I am sorry to learn that anyone would have to see White Supremacist symbolism in Suspension Espresso. This is definitely not what the cafe was built for.
Before we opened Suspension, before we even found the premises I had a dream. In that dream was a quirky little cafe, with a glass topped engine block as a table, on a road crossed passed some train tracks. There was a sign on the wall saying:
"Elephants and thongs welcome."
To me, that was a statement about diversity. We wanted to make a space where there is no normal to be measured against.
Nazism is all about an ideal, a normal at the core of the philosophy which all are measured, ranked even, against. We do not welcome Nazis! Nazis can not exist in that space.
My father was a Jewish boy in Poland in WW2, his father was a dentist. When his family was rounded up and placed in a concentration camp the German army needed a dentist. My grandfather refused to work without his wife and child, so their lives were spared and they were moved to a prisoner of war camp. By a lucky coincidence the hut they were moved into had almost finished a tunnel out of the camp. The other prisoners beat my father, who was 6 years old as a test; if he cried, they were going to have to kill him before using the tunnel. He didn't cry and they allowed him to use the tunnel with his parents on the condition that at the other end they went their separate ways. One other person decided to stay with the family to help them. All the other were caught and killed, my grandparents, my dad and that one kind man were the only survivors out of 30+ people. They lived the rest of the war with the Russian partisans where my dad blew up German trains.
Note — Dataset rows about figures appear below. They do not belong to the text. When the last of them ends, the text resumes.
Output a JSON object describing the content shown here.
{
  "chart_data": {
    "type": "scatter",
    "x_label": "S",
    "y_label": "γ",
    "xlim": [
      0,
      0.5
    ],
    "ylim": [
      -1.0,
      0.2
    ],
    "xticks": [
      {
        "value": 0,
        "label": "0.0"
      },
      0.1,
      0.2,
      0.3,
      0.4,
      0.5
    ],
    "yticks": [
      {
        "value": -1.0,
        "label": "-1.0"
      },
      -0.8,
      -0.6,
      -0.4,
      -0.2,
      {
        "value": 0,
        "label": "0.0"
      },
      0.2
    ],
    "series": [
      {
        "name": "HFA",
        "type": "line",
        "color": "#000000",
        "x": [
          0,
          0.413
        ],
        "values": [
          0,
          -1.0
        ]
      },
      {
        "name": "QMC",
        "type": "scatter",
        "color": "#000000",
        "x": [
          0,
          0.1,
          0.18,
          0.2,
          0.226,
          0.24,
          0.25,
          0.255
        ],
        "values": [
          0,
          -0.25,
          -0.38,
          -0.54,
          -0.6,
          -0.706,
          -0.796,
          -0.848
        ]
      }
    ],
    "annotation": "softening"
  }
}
For my part, I was beaten by Nazi Skinheads several times, once at a concert in Canberra when I was 16. I was grabbed from behind and beaten unconscious, probably beaten more after that. My memory was affected for years by the concussion. I did not provoke the attack in any way that I knew of.
Obviously Nazis were never a part of the Suspension vision.
For my part, despite my history, I would not have recognised the symbolism on that man's clothing. Something obvious, a swastika, I would pick up on straight away but not these. I guess that makes it a form of dog whistle. Heard only by those intended to hear but going unnoticed by (almost) everyone else. But that does not make it ok.
Nazi symbolism should not be welcome, in the cafe, or anywhere else.
Did the guy know what the symbolism meant? The fact that he was wearing more than one would indicate he did.
Do I object to someone with Nazi beliefs drinking my coffee? Yes! I do. I oppose them with every fibre of my being.